Artist’s concept of Lucy spacecraft at Trojan asteroid. Credit: NASA.
Asteroids are much more than left-over remnants of planetary formation, they could be the keys to the future economy. A 2017 report by the US Geological Survey concluded “it is clear that the water and metal resources in near-Earth asteroids are sufficient to support humanity should it become a fully space-faring species.” This extraordinary assessment indicates that asteroids are only going to become more important to humanity.
In this final segment, we will look to the future of asteroid exploration from both a scientific and a commercial point of view.
We will be hearing from key people involved in NASA’s LUCY and Psyche missions. Psyche will investigate a tantalising metal asteroid that may once have been the core of a young planet, and Lucy will travel to Jupiter to survey a previously unvisited population of asteroids that have been trapped for billions of years by the giant planet’s orbit.
The Japan Aerospace Exploration Agency, JAXA, will give us a fascinating glimpse at the mission they are developing with Europe called the Martian Moons Exploration (MMX). This will place a rover on Mars’ largest moon Phobos, which could be a captured asteroid.
CREDIT: ESA-Pierre Carril
The panel for this section opens up the world of space resources and the development of technologies that will allow us to develop an “in-space” economy. Representatives from the Luxembourg Space Agency, SES, ESA and the XPRIZE foundation explain how space is gradually changing from a realm of purely scientific exploration to one of economic utilisation as well. In so doing, they paint a fascinating picture of the future.
In addition, we will learn about the work of the Near Earth Object Modelling and Payloads for Protection (NEO-MAPP) group. Funded by the European Union’s Horizon 2020 research and innovation programme, the group is dedicated to advanced research of Near Earth Objects (NEOs) and the development of new payload technologies that could be used for scientific characterisation and planetary defence.
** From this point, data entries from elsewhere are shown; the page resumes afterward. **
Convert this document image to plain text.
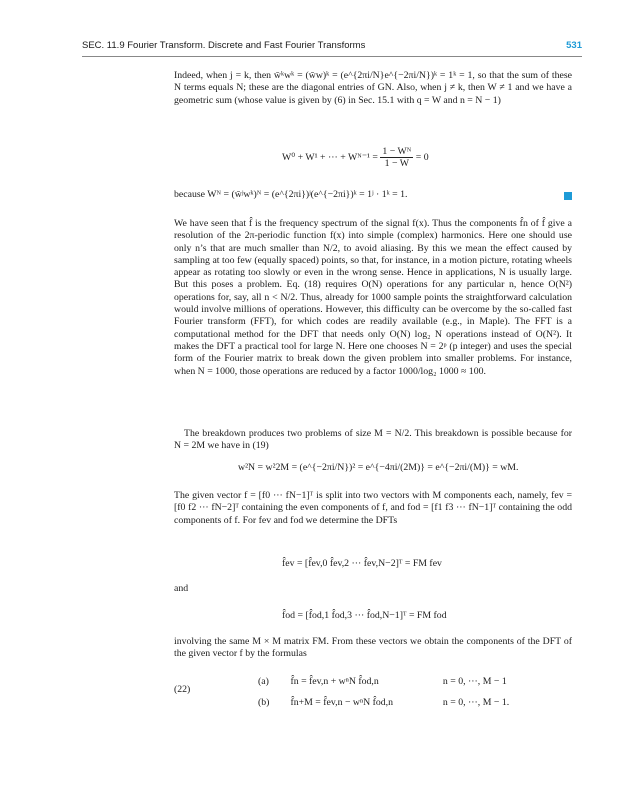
SEC. 11.9 Fourier Transform. Discrete and Fast Fourier Transforms	531

Indeed, when j = k, then w̄ᵏwᵏ = (w̄w)ᵏ = (e^{2πi/N}e^{−2πi/N})ᵏ = 1ᵏ = 1, so that the sum of these N terms equals N; these are the diagonal entries of GN. Also, when j ≠ k, then W ≠ 1 and we have a geometric sum (whose value is given by (6) in Sec. 15.1 with q = W and n = N − 1)

W⁰ + W¹ + ··· + Wᴺ⁻¹ = $\frac{\text{1 − Wᴺ}}{1 - W} = 0$

because Wᴺ = (w̄ʲwᵏ)ᴺ = (e^{2πi})ʲ(e^{−2πi})ᵏ = 1ʲ · 1ᵏ = 1.

We have seen that f̂ is the frequency spectrum of the signal f(x). Thus the components f̂n of f̂ give a resolution of the 2π-periodic function f(x) into simple (complex) harmonics. Here one should use only n’s that are much smaller than N/2, to avoid aliasing. By this we mean the effect caused by sampling at too few (equally spaced) points, so that, for instance, in a motion picture, rotating wheels appear as rotating too slowly or even in the wrong sense. Hence in applications, N is usually large. But this poses a problem. Eq. (18) requires O(N) operations for any particular n, hence O(N²) operations for, say, all n < N/2. Thus, already for 1000 sample points the straightforward calculation would involve millions of operations. However, this difficulty can be overcome by the so-called fast Fourier transform (FFT), for which codes are readily available (e.g., in Maple). The FFT is a computational method for the DFT that needs only O(N) log₂ N operations instead of O(N²). It makes the DFT a practical tool for large N. Here one chooses N = 2ᵖ (p integer) and uses the special form of the Fourier matrix to break down the given problem into smaller problems. For instance, when N = 1000, those operations are reduced by a factor 1000/log₂ 1000 ≈ 100.

The breakdown produces two problems of size M = N/2. This breakdown is possible because for N = 2M we have in (19)

w²N = w²2M = (e^{−2πi/N})² = e^{−4πi/(2M)} = e^{−2πi/(M)} = wM.

The given vector f = [f0 ··· fN−1]ᵀ is split into two vectors with M components each, namely, fev = [f0 f2 ··· fN−2]ᵀ containing the even components of f, and fod = [f1 f3 ··· fN−1]ᵀ containing the odd components of f. For fev and fod we determine the DFTs

f̂ev = [f̂ev,0 f̂ev,2 ··· f̂ev,N−2]ᵀ = FM fev

and

f̂od = [f̂od,1 f̂od,3 ··· f̂od,N−1]ᵀ = FM fod

involving the same M × M matrix FM. From these vectors we obtain the components of the DFT of the given vector f by the formulas

(22)
(a) f̂n = f̂ev,n + wⁿN f̂od,n	n = 0, ···, M − 1
(b) f̂n+M = f̂ev,n − wⁿN f̂od,n	n = 0, ···, M − 1.
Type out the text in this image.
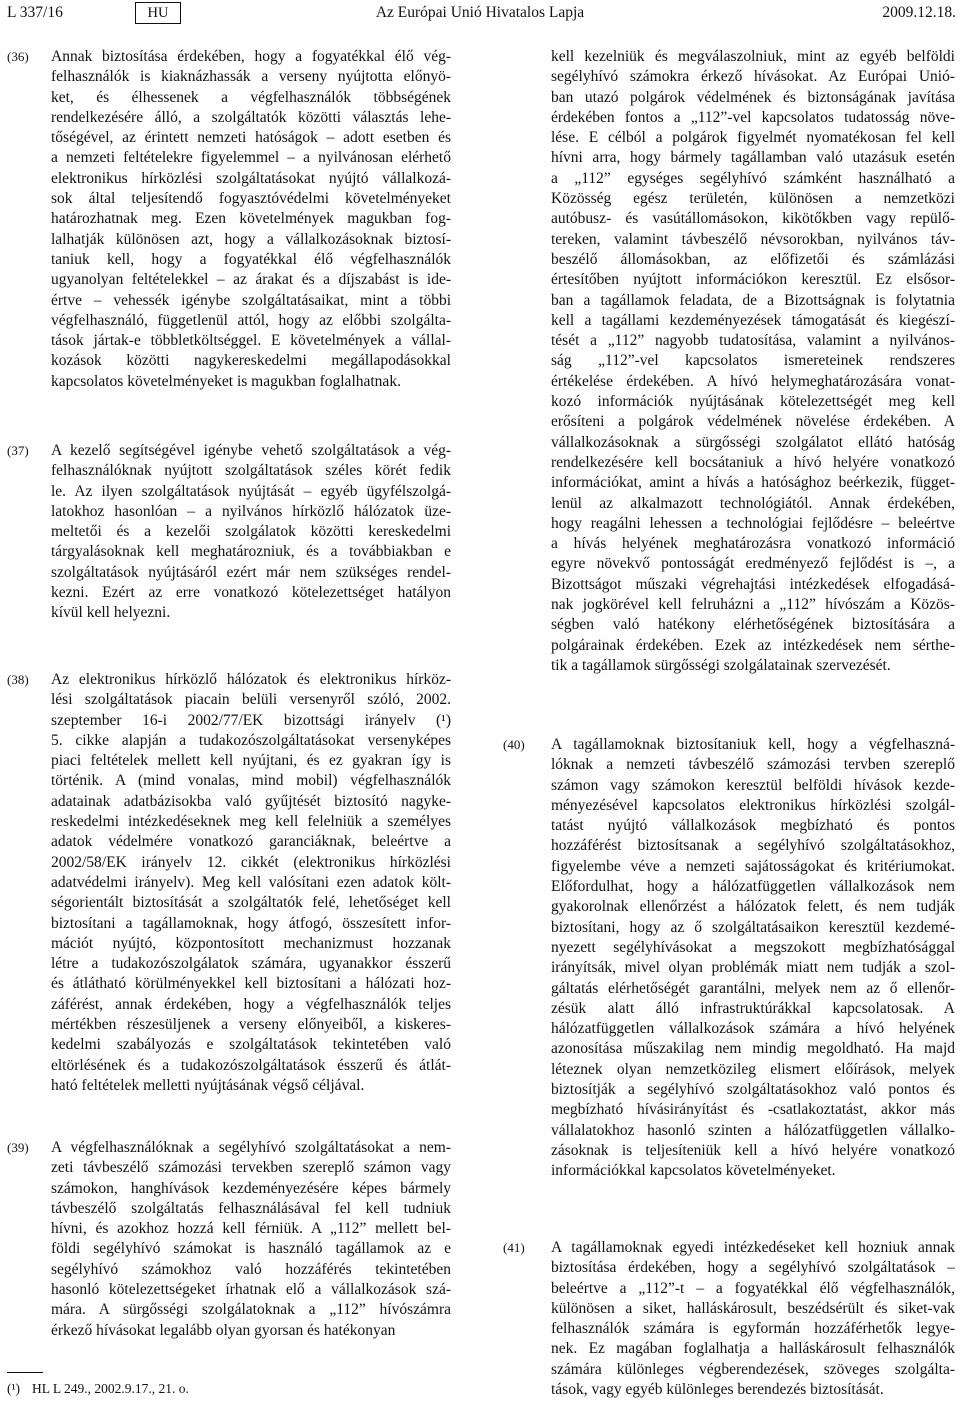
L 337/16	HU	Az Európai Unió Hivatalos Lapja	2009.12.18.
(36) Annak biztosítása érdekében, hogy a fogyatékkal élő vég-
felhasználók is kiaknázhassák a verseny nyújtotta előnyö-
ket, és élhessenek a végfelhasználók többségének
rendelkezésére álló, a szolgáltatók közötti választás lehe-
tőségével, az érintett nemzeti hatóságok – adott esetben és
a nemzeti feltételekre figyelemmel – a nyilvánosan elérhető
elektronikus hírközlési szolgáltatásokat nyújtó vállalkozá-
sok által teljesítendő fogyasztóvédelmi követelményeket
határozhatnak meg. Ezen követelmények magukban fog-
lalhatják különösen azt, hogy a vállalkozásoknak biztosí-
taniuk kell, hogy a fogyatékkal élő végfelhasználók
ugyanolyan feltételekkel – az árakat és a díjszabást is ide-
értve – vehessék igénybe szolgáltatásaikat, mint a többi
végfelhasználó, függetlenül attól, hogy az előbbi szolgálta-
tások jártak-e többletköltséggel. E követelmények a vállal-
kozások közötti nagykereskedelmi megállapodásokkal
kapcsolatos követelményeket is magukban foglalhatnak.
(37) A kezelő segítségével igénybe vehető szolgáltatások a vég-
felhasználóknak nyújtott szolgáltatások széles körét fedik
le. Az ilyen szolgáltatások nyújtását – egyéb ügyfélszolgá-
latokhoz hasonlóan – a nyilvános hírközlő hálózatok üze-
meltetői és a kezelői szolgálatok közötti kereskedelmi
tárgyalásoknak kell meghatározniuk, és a továbbiakban e
szolgáltatások nyújtásáról ezért már nem szükséges rendel-
kezni. Ezért az erre vonatkozó kötelezettséget hatályon
kívül kell helyezni.
(38) Az elektronikus hírközlő hálózatok és elektronikus hírköz-
lési szolgáltatások piacain belüli versenyről szóló, 2002.
szeptember 16-i 2002/77/EK bizottsági irányelv (¹)
5. cikke alapján a tudakozószolgáltatásokat versenyképes
piaci feltételek mellett kell nyújtani, és ez gyakran így is
történik. A (mind vonalas, mind mobil) végfelhasználók
adatainak adatbázisokba való gyűjtését biztosító nagyke-
reskedelmi intézkedéseknek meg kell felelniük a személyes
adatok védelmére vonatkozó garanciáknak, beleértve a
2002/58/EK irányelv 12. cikkét (elektronikus hírközlési
adatvédelmi irányelv). Meg kell valósítani ezen adatok költ-
ségorientált biztosítását a szolgáltatók felé, lehetőséget kell
biztosítani a tagállamoknak, hogy átfogó, összesített infor-
mációt nyújtó, központosított mechanizmust hozzanak
létre a tudakozószolgálatok számára, ugyanakkor ésszerű
és átlátható körülményekkel kell biztosítani a hálózati hoz-
záférést, annak érdekében, hogy a végfelhasználók teljes
mértékben részesüljenek a verseny előnyeiből, a kiskeres-
kedelmi szabályozás e szolgáltatások tekintetében való
eltörlésének és a tudakozószolgáltatások ésszerű és átlát-
ható feltételek melletti nyújtásának végső céljával.
(39) A végfelhasználóknak a segélyhívó szolgáltatásokat a nem-
zeti távbeszélő számozási tervekben szereplő számon vagy
számokon, hanghívások kezdeményezésére képes bármely
távbeszélő szolgáltatás felhasználásával fel kell tudniuk
hívni, és azokhoz hozzá kell férniük. A „112” mellett bel-
földi segélyhívó számokat is használó tagállamok az e
segélyhívó számokhoz való hozzáférés tekintetében
hasonló kötelezettségeket írhatnak elő a vállalkozások szá-
mára. A sürgősségi szolgálatoknak a „112” hívószámra
érkező hívásokat legalább olyan gyorsan és hatékonyan
kell kezelniük és megválaszolniuk, mint az egyéb belföldi
segélyhívó számokra érkező hívásokat. Az Európai Unió-
ban utazó polgárok védelmének és biztonságának javítása
érdekében fontos a „112”-vel kapcsolatos tudatosság növe-
lése. E célból a polgárok figyelmét nyomatékosan fel kell
hívni arra, hogy bármely tagállamban való utazásuk esetén
a „112” egységes segélyhívó számként használható a
Közösség egész területén, különösen a nemzetközi
autóbusz- és vasútállomásokon, kikötőkben vagy repülő-
tereken, valamint távbeszélő névsorokban, nyilvános táv-
beszélő állomásokban, az előfizetői és számlázási
értesítőben nyújtott információkon keresztül. Ez elsősor-
ban a tagállamok feladata, de a Bizottságnak is folytatnia
kell a tagállami kezdeményezések támogatását és kiegészí-
tését a „112” nagyobb tudatosítása, valamint a nyilvános-
ság „112”-vel kapcsolatos ismereteinek rendszeres
értékelése érdekében. A hívó helymeghatározására vonat-
kozó információk nyújtásának kötelezettségét meg kell
erősíteni a polgárok védelmének növelése érdekében. A
vállalkozásoknak a sürgősségi szolgálatot ellátó hatóság
rendelkezésére kell bocsátaniuk a hívó helyére vonatkozó
információkat, amint a hívás a hatósághoz beérkezik, függet-
lenül az alkalmazott technológiától. Annak érdekében,
hogy reagálni lehessen a technológiai fejlődésre – beleértve
a hívás helyének meghatározásra vonatkozó információ
egyre növekvő pontosságát eredményező fejlődést is –, a
Bizottságot műszaki végrehajtási intézkedések elfogadásá-
nak jogkörével kell felruházni a „112” hívószám a Közös-
ségben való hatékony elérhetőségének biztosítására a
polgárainak érdekében. Ezek az intézkedések nem sérthe-
tik a tagállamok sürgősségi szolgálatainak szervezését.
(40) A tagállamoknak biztosítaniuk kell, hogy a végfelhaszná-
lóknak a nemzeti távbeszélő számozási tervben szereplő
számon vagy számokon keresztül belföldi hívások kezde-
ményezésével kapcsolatos elektronikus hírközlési szolgál-
tatást nyújtó vállalkozások megbízható és pontos
hozzáférést biztosítsanak a segélyhívó szolgáltatásokhoz,
figyelembe véve a nemzeti sajátosságokat és kritériumokat.
Előfordulhat, hogy a hálózatfüggetlen vállalkozások nem
gyakorolnak ellenőrzést a hálózatok felett, és nem tudják
biztosítani, hogy az ő szolgáltatásaikon keresztül kezdemé-
nyezett segélyhívásokat a megszokott megbízhatósággal
irányítsák, mivel olyan problémák miatt nem tudják a szol-
gáltatás elérhetőségét garantálni, melyek nem az ő ellenőr-
zésük alatt álló infrastruktúrákkal kapcsolatosak. A
hálózatfüggetlen vállalkozások számára a hívó helyének
azonosítása műszakilag nem mindig megoldható. Ha majd
léteznek olyan nemzetközileg elismert előírások, melyek
biztosítják a segélyhívó szolgáltatásokhoz való pontos és
megbízható hívásirányítást és -csatlakoztatást, akkor más
vállalatokhoz hasonló szinten a hálózatfüggetlen vállalko-
zásoknak is teljesíteniük kell a hívó helyére vonatkozó
információkkal kapcsolatos követelményeket.
(41) A tagállamoknak egyedi intézkedéseket kell hozniuk annak
biztosítása érdekében, hogy a segélyhívó szolgáltatások –
beleértve a „112”-t – a fogyatékkal élő végfelhasználók,
különösen a siket, halláskárosult, beszédsérült és siket-vak
felhasználók számára is egyformán hozzáférhetők legye-
nek. Ez magában foglalhatja a halláskárosult felhasználók
számára különleges végberendezések, szöveges szolgálta-
tások, vagy egyéb különleges berendezés biztosítását.
(¹) HL L 249., 2002.9.17., 21. o.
We will also step inside the University of Luxembourg SnT’s LunarLab. This fascinating place simulates a lunar landscape so that robotic missions can be practised in a realistic setting.
University of Luxembourg SnT’s LunarLab. Credit: SnT.
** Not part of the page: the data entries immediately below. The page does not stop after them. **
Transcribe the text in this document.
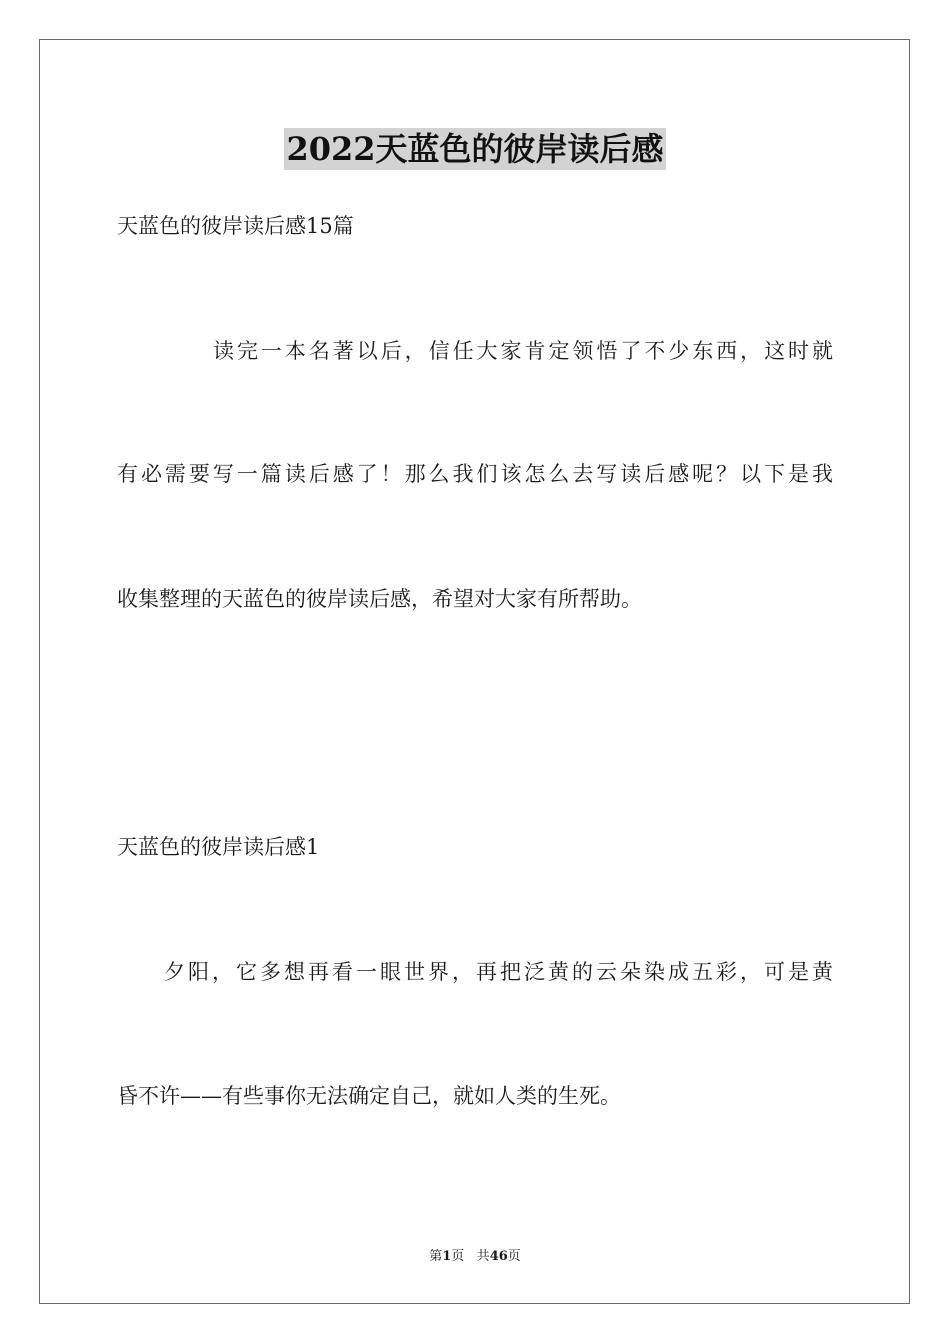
2022天蓝色的彼岸读后感
天蓝色的彼岸读后感15篇
读完一本名著以后，信任大家肯定领悟了不少东西，这时就
有必需要写一篇读后感了！那么我们该怎么去写读后感呢？以下是我
收集整理的天蓝色的彼岸读后感，希望对大家有所帮助。
天蓝色的彼岸读后感1
夕阳，它多想再看一眼世界，再把泛黄的云朵染成五彩，可是黄
昏不许——有些事你无法确定自己，就如人类的生死。
第1页 共46页
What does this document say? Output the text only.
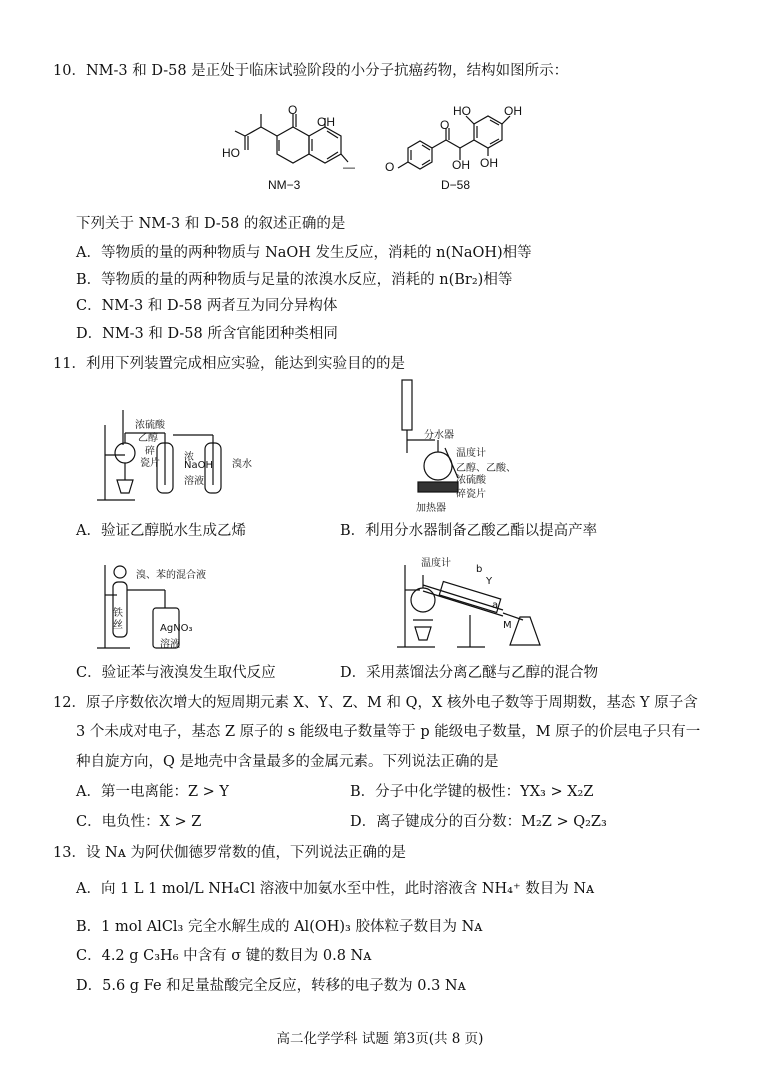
10．NM-3 和 D-58 是正处于临床试验阶段的小分子抗癌药物，结构如图所示：
O
OH
HO
—
NM−3
O
O
HO	OH
OH OH
D−58
下列关于 NM-3 和 D-58 的叙述正确的是
A．等物质的量的两种物质与 NaOH 发生反应，消耗的 n(NaOH)相等
B．等物质的量的两种物质与足量的浓溴水反应，消耗的 n(Br₂)相等
C．NM-3 和 D-58 两者互为同分异构体
D．NM-3 和 D-58 所含官能团种类相同
11．利用下列装置完成相应实验，能达到实验目的的是
浓硫酸
乙醇
碎
瓷片
浓
NaOH
溶液
溴水
分水器
温度计
乙醇、乙酸、
浓硫酸
碎瓷片
加热器
A．验证乙醇脱水生成乙烯	B．利用分水器制备乙酸乙酯以提高产率
溴、苯的混合液
铁
丝	AgNO₃
溶液
温度计
b
Y
a
M
C．验证苯与液溴发生取代反应	D．采用蒸馏法分离乙醚与乙醇的混合物
12．原子序数依次增大的短周期元素 X、Y、Z、M 和 Q，X 核外电子数等于周期数，基态 Y 原子含
3 个未成对电子，基态 Z 原子的 s 能级电子数量等于 p 能级电子数量，M 原子的价层电子只有一
种自旋方向，Q 是地壳中含量最多的金属元素。下列说法正确的是
A．第一电离能：Z > Y	B．分子中化学键的极性：YX₃ > X₂Z
C．电负性：X > Z	D．离子键成分的百分数：M₂Z > Q₂Z₃
13．设 Nᴀ 为阿伏伽德罗常数的值，下列说法正确的是
A．向 1 L 1 mol/L NH₄Cl 溶液中加氨水至中性，此时溶液含 NH₄⁺ 数目为 Nᴀ
B．1 mol AlCl₃ 完全水解生成的 Al(OH)₃ 胶体粒子数目为 Nᴀ
C．4.2 g C₃H₆ 中含有 σ 键的数目为 0.8 Nᴀ
D．5.6 g Fe 和足量盐酸完全反应，转移的电子数为 0.3 Nᴀ
高二化学学科 试题 第3页(共 8 页)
Finally, we will close the circle with this year’s celebration of the 25th launch anniversary of NASA’s NEAR-Shoemaker mission, the world’s first dedicated asteroid mission. Throughout the broadcast, we will have talked to Andrew Cheng from Johns Hopkins Applied Physics Laboratory who was the NEAR-Shoemaker project scientist. He is also the co-lead of NASA’s Double Asteroid Redirection Test (DART), and in this section he will compare the technologies used on the two missions, and reveal the one question about asteroids that keeps him awake at night.
No matter how we look at it, asteroids are going to play a big role in our future exploration of space.